Dans votre livre, vous dénoncez le parcours du combattant pour devenir thanatopractrice, le manque cruel d’informations autour de la profession et la difficulté pour se former. Comment l’expliquez-vous ?
C’est un parcours du combattant pour celles et ceux qui souhaitent exercer ce métier car il y une obligation de faire un stage d’observation avant d’intégrer l’école consacrée. Or, peu de thanatopracteurs acceptent de prendre des stagiaires car beaucoup n’obtiennent pas le diplôme et n’exerceront pas la profession. Ce qui peut être particulièrement décourageant. Il y a aujourd’hui un numérus clausus de 65 places pour 350 à 400 inscrits chaque année. Par ailleurs, beaucoup de jeunes diplômés vont exercer pendant deux ou trois ans et s’arrêter pour des raisons de frustration financière, de trop grosse pression ou encore pour des raisons physiques (tendinites, problèmes de dos) et psychologiques, cela reste un métier difficile moralement.

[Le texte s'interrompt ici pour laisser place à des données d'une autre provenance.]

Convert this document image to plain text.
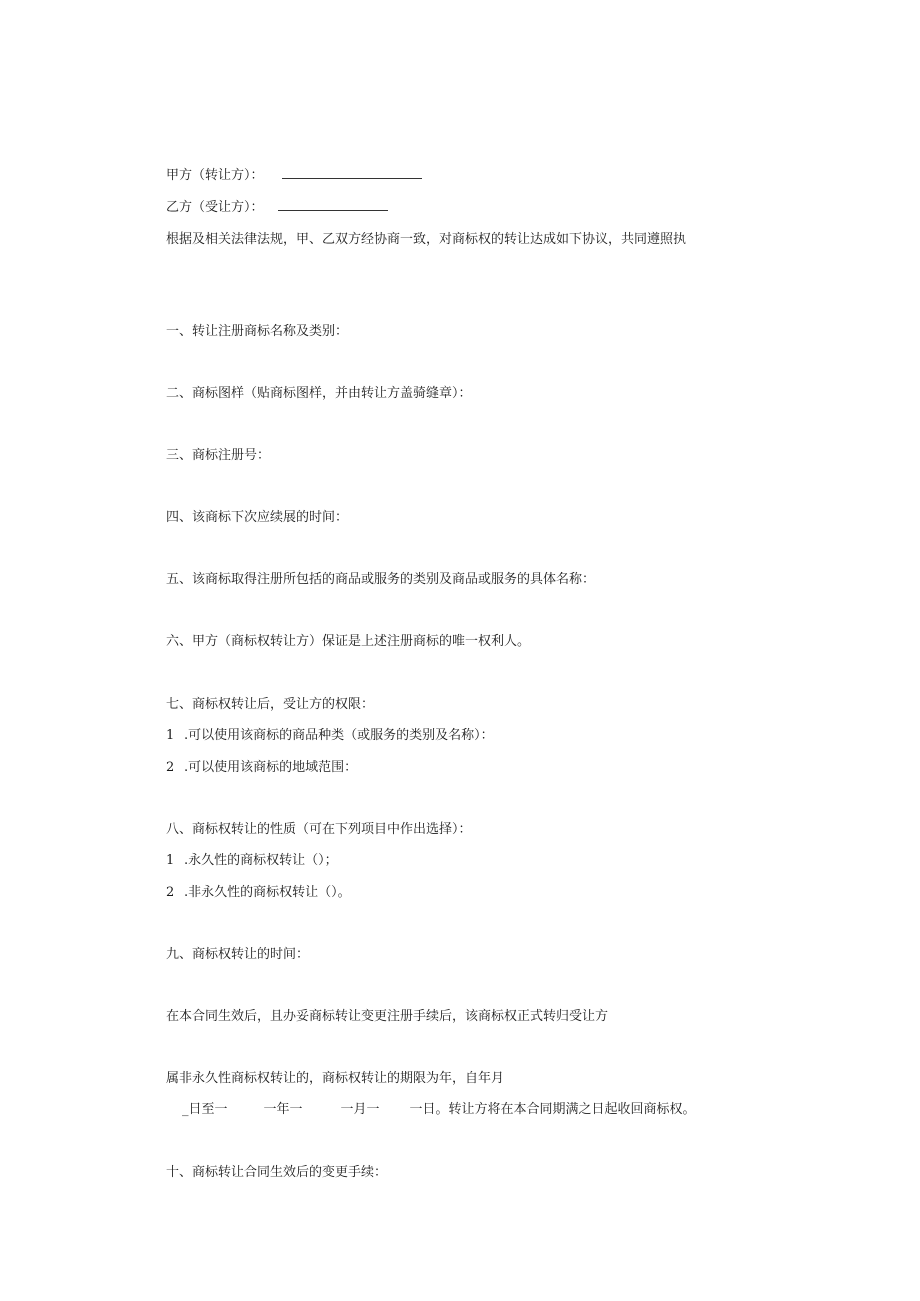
甲方（转让方）：
乙方（受让方）：
根据及相关法律法规，甲、乙双方经协商一致，对商标权的转让达成如下协议，共同遵照执
一、转让注册商标名称及类别：
二、商标图样（贴商标图样，并由转让方盖骑缝章）：
三、商标注册号：
四、该商标下次应续展的时间：
五、该商标取得注册所包括的商品或服务的类别及商品或服务的具体名称：
六、甲方（商标权转让方）保证是上述注册商标的唯一权利人。
七、商标权转让后，受让方的权限：
1 .可以使用该商标的商品种类（或服务的类别及名称）：
2 .可以使用该商标的地域范围：
八、商标权转让的性质（可在下列项目中作出选择）：
1 .永久性的商标权转让（）；
2 .非永久性的商标权转让（）。
九、商标权转让的时间：
在本合同生效后，且办妥商标转让变更注册手续后，该商标权正式转归受让方
属非永久性商标权转让的，商标权转让的期限为年，自年月
_日至一	一年一	一月一 一日。转让方将在本合同期满之日起收回商标权。
十、商标转让合同生效后的变更手续：
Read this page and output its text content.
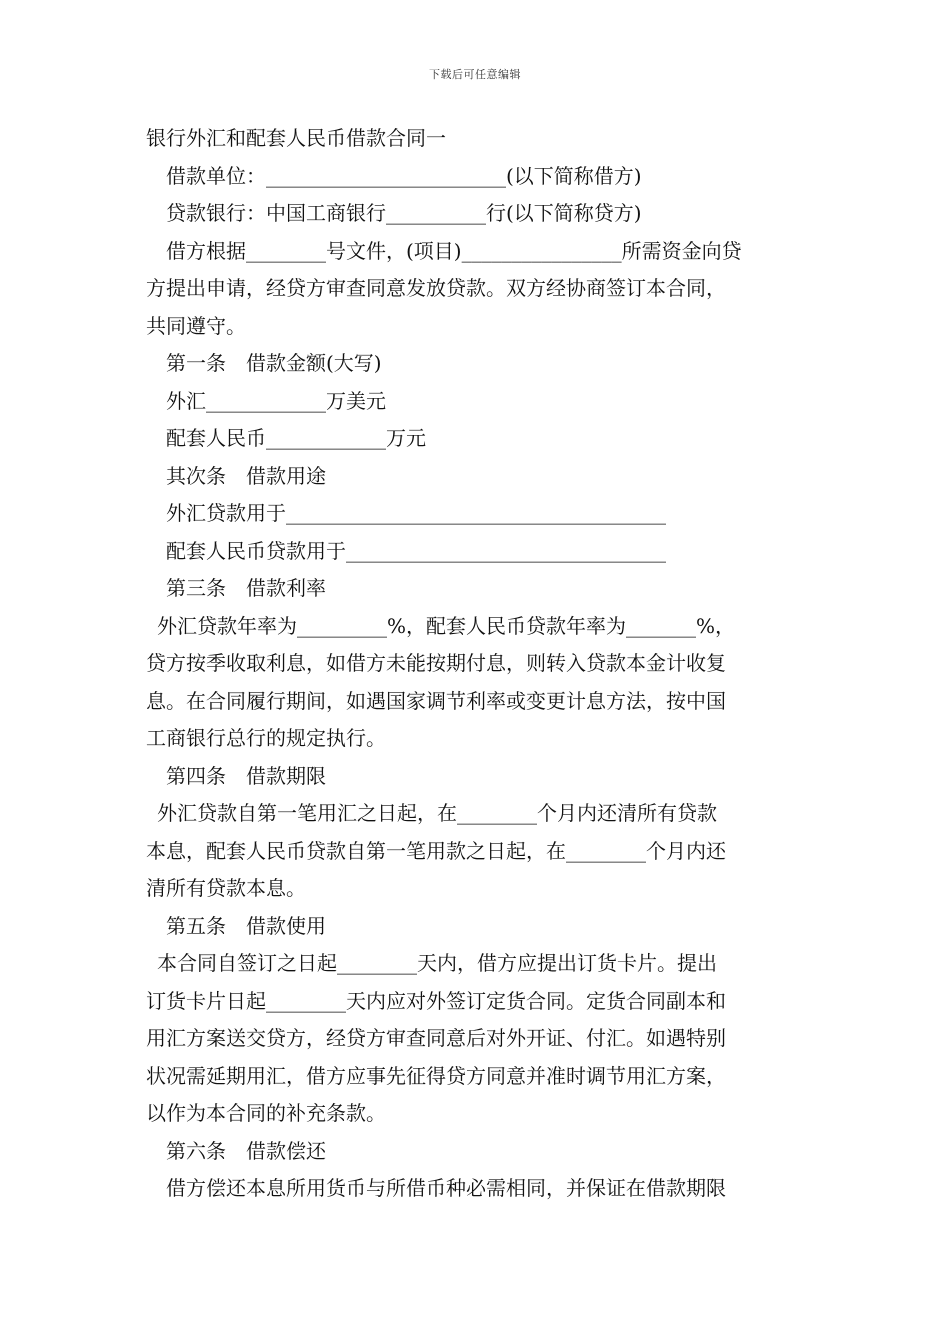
下载后可任意编辑
银行外汇和配套人民币借款合同一
借款单位：________________________(以下简称借方)
贷款银行：中国工商银行__________行(以下简称贷方)
借方根据________号文件，(项目)________________所需资金向贷
方提出申请，经贷方审查同意发放贷款。双方经协商签订本合同，
共同遵守。
第一条　借款金额(大写)
外汇____________万美元
配套人民币____________万元
其次条　借款用途
外汇贷款用于______________________________________
配套人民币贷款用于________________________________
第三条　借款利率
外汇贷款年率为_________%，配套人民币贷款年率为_______%，
贷方按季收取利息，如借方未能按期付息，则转入贷款本金计收复
息。在合同履行期间，如遇国家调节利率或变更计息方法，按中国
工商银行总行的规定执行。
第四条　借款期限
外汇贷款自第一笔用汇之日起，在________个月内还清所有贷款
本息，配套人民币贷款自第一笔用款之日起，在________个月内还
清所有贷款本息。
第五条　借款使用
本合同自签订之日起________天内，借方应提出订货卡片。提出
订货卡片日起________天内应对外签订定货合同。定货合同副本和
用汇方案送交贷方，经贷方审查同意后对外开证、付汇。如遇特别
状况需延期用汇，借方应事先征得贷方同意并准时调节用汇方案，
以作为本合同的补充条款。
第六条　借款偿还
借方偿还本息所用货币与所借币种必需相同，并保证在借款期限
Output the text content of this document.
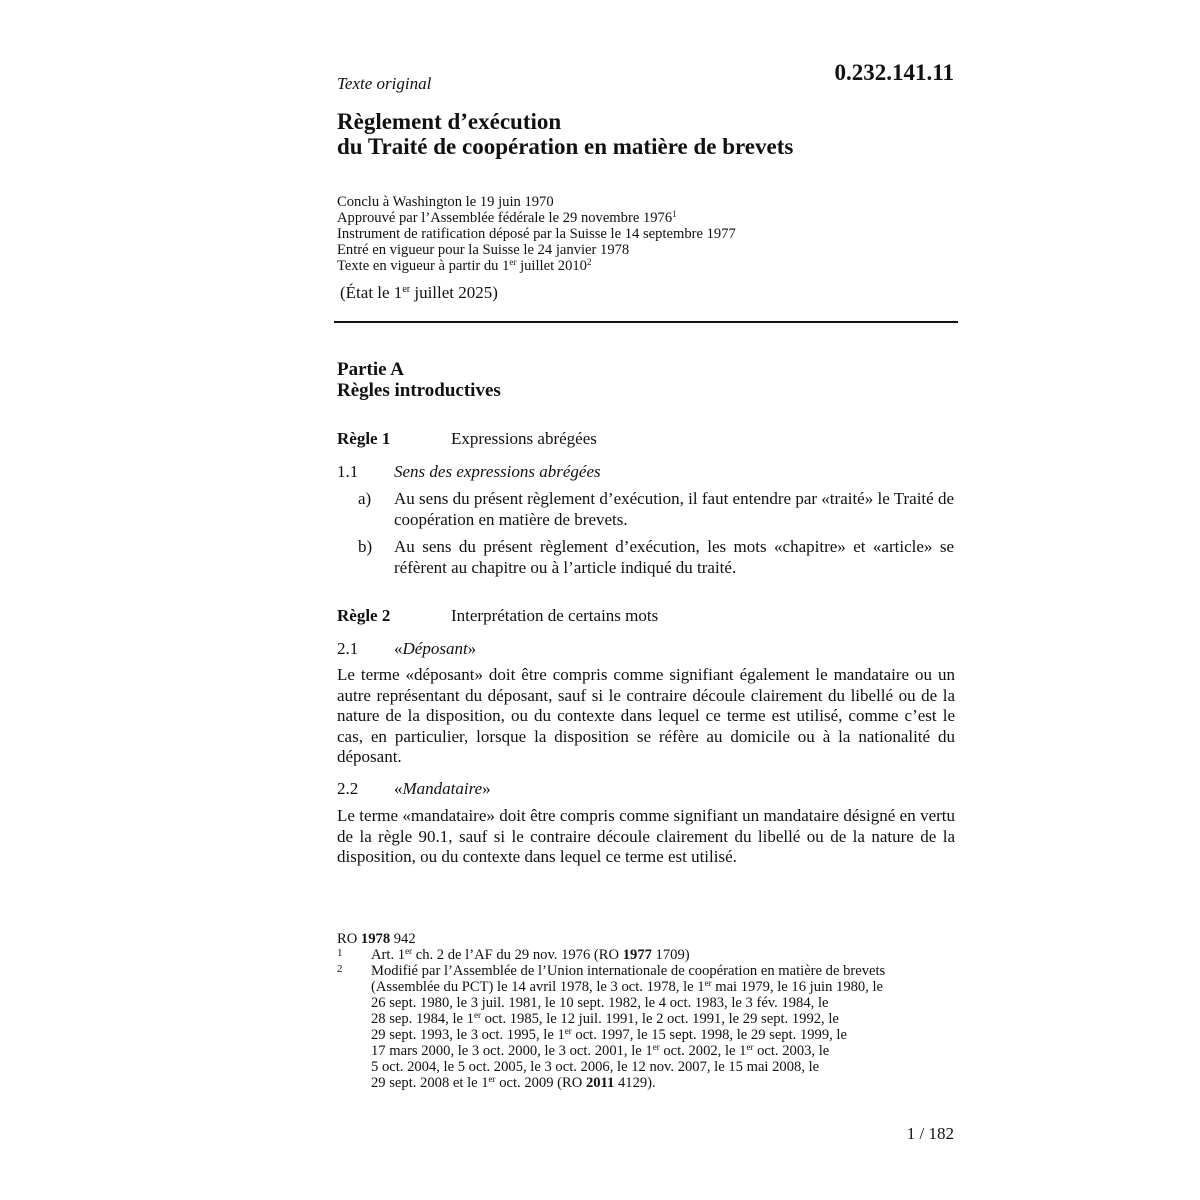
0.232.141.11
Texte original
Règlement d’exécution
du Traité de coopération en matière de brevets
Conclu à Washington le 19 juin 1970
Approuvé par l’Assemblée fédérale le 29 novembre 1976$^1$
Instrument de ratification déposé par la Suisse le 14 septembre 1977
Entré en vigueur pour la Suisse le 24 janvier 1978
Texte en vigueur à partir du 1er juillet 2010$^2$
(État le 1er juillet 2025)
Partie A
Règles introductives
Règle 1	Expressions abrégées
1.1 Sens des expressions abrégées
a) Au sens du présent règlement d’exécution, il faut entendre par «traité» le Traité de coopération en matière de brevets.
b) Au sens du présent règlement d’exécution, les mots «chapitre» et «article» se réfèrent au chapitre ou à l’article indiqué du traité.
Règle 2	Interprétation de certains mots
2.1 «Déposant»
Le terme «déposant» doit être compris comme signifiant également le mandataire ou un autre représentant du déposant, sauf si le contraire découle clairement du libellé ou de la nature de la disposition, ou du contexte dans lequel ce terme est utilisé, comme c’est le cas, en particulier, lorsque la disposition se réfère au domicile ou à la nationalité du déposant.
2.2 «Mandataire»
Le terme «mandataire» doit être compris comme signifiant un mandataire désigné en vertu de la règle 90.1, sauf si le contraire découle clairement du libellé ou de la nature de la disposition, ou du contexte dans lequel ce terme est utilisé.
RO 1978 942
1 Art. 1er ch. 2 de l’AF du 29 nov. 1976 (RO 1977 1709)
2 Modifié par l’Assemblée de l’Union internationale de coopération en matière de brevets
(Assemblée du PCT) le 14 avril 1978, le 3 oct. 1978, le 1er mai 1979, le 16 juin 1980, le
26 sept. 1980, le 3 juil. 1981, le 10 sept. 1982, le 4 oct. 1983, le 3 fév. 1984, le
28 sep. 1984, le 1er oct. 1985, le 12 juil. 1991, le 2 oct. 1991, le 29 sept. 1992, le
29 sept. 1993, le 3 oct. 1995, le 1er oct. 1997, le 15 sept. 1998, le 29 sept. 1999, le
17 mars 2000, le 3 oct. 2000, le 3 oct. 2001, le 1er oct. 2002, le 1er oct. 2003, le
5 oct. 2004, le 5 oct. 2005, le 3 oct. 2006, le 12 nov. 2007, le 15 mai 2008, le
29 sept. 2008 et le 1er oct. 2009 (RO 2011 4129).
1 / 182
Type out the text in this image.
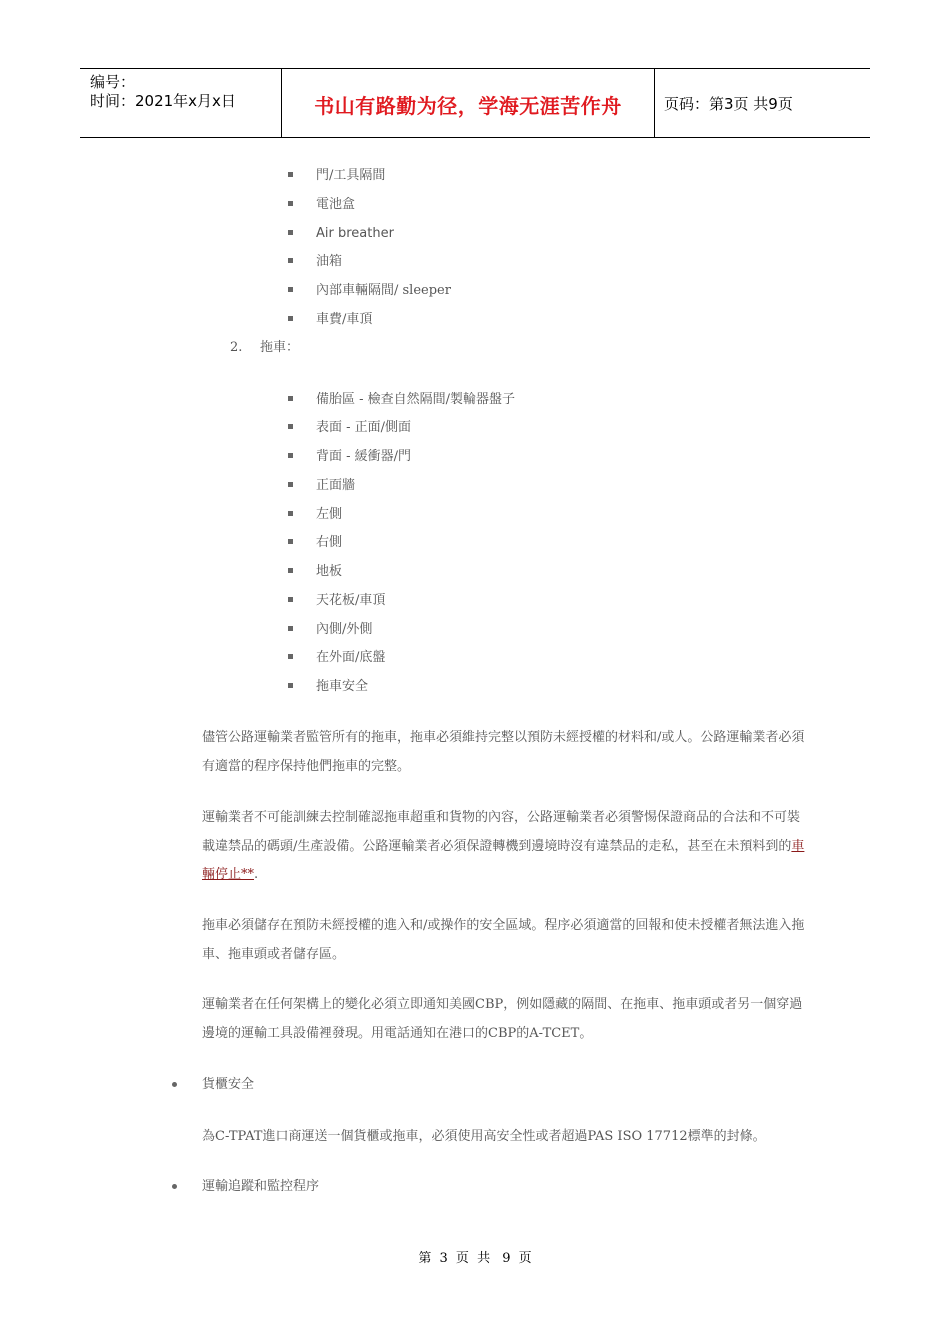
编号：
时间：2021年x月x日	书山有路勤为径，学海无涯苦作舟	页码：第3页 共9页
門/工具隔間
電池盒
Air breather
油箱
內部車輛隔間/ sleeper
車費/車頂
2. 拖車：
備胎區 - 檢查自然隔間/製輪器盤子
表面 - 正面/側面
背面 - 緩衝器/門
正面牆
左側
右側
地板
天花板/車頂
內側/外側
在外面/底盤
拖車安全
儘管公路運輸業者監管所有的拖車，拖車必須維持完整以預防未經授權的材料和/或人。公路運輸業者必須有適當的程序保持他們拖車的完整。
運輸業者不可能訓練去控制確認拖車超重和貨物的內容，公路運輸業者必須警惕保證商品的合法和不可裝載違禁品的碼頭/生產設備。公路運輸業者必須保證轉機到邊境時沒有違禁品的走私，甚至在未預料到的車輛停止**.
拖車必須儲存在預防未經授權的進入和/或操作的安全區域。程序必須適當的回報和使未授權者無法進入拖車、拖車頭或者儲存區。
運輸業者在任何架構上的變化必須立即通知美國CBP，例如隱藏的隔間、在拖車、拖車頭或者另一個穿過邊境的運輸工具設備裡發現。用電話通知在港口的CBP的A-TCET。
貨櫃安全
為C-TPAT進口商運送一個貨櫃或拖車，必須使用高安全性或者超過PAS ISO 17712標準的封條。
運輸追蹤和監控程序
第 3 页 共 9 页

Finalement, il y un manque de reconnaissance de ce métier qui est presque un métier fantôme dont on parle très peu.
Ce livre est conçu comme un hommage aux défunts. Quel lien entretenez-vous avec eux ?
En tant que thanatopracteur, nous sommes les dernières personne à prendre soin de ces corps qui ont eu une vie, qui sont encore aimés. J’ai écrit ce livre effectivement pour leur rendre hommage.
Moi qui suis hypersensible, je trouve le monde des vivants bien plus violent que celui des défunts, bien que je sois amenée dans mon travail à voir l’innommable.
Comment avez-vous accueilli ce projet de livre qui vous a été proposé par les éditions 41 ?
Certains amis m’avaient déjà dit que je devais écrire un livre ! Cette idée a fait son petit bonhomme de chemin. J’avais déjà commencé à écrire quelques petites choses pour me souvenir d’émotions ressenties, de défunts… Et puis en 2023, un article sur mon travail a attiré l’attention d’une maison d’édition qui m’a proposé d’écrire un livre. Au début j’ai cru à une blague et ait demandé à une amie qui travaille dans le milieu de l’édition si le message que j’avais reçu était sérieux ! Je me suis dit que c’était un immense privilège d’avoir cette opportunité de vie ! Ce n’est pas banal de pouvoir écrire un livre et toucher autant de personnes avec nos messages. Et puis c’est aussi laisser un souvenir de vie à mes enfants. Je me suis rendue compte avec ma co-autrice, que j’étais très pudique sur les choses que j’avais pu traverser dans ma vie. Le livre vient lever quelques voiles.
Justement, racontez-vous votre quotidien de thanatopractrice à vos enfants, comme tout parent rentrant du travail et partageant une anecdote ?
Oui, je leur raconte ! Je suis entourée de personnes qui travaillent dans le funéraire. Lors des repas entre amis, on se raconte nos boulots et les enfants ont l’habitude de nous entendre en parler, bien que l’on fasse attention à ne pas raconter des choses traumatisantes pour eux.
Votre livre vise-t-il finalement à remettre la mort au centre de nos vies ?
Tout à fait. Au-delà des enfants endeuillés qui restent le combat de ma vie, mon message est aussi et surtout qu’on ne doit pas mourir avec nos morts.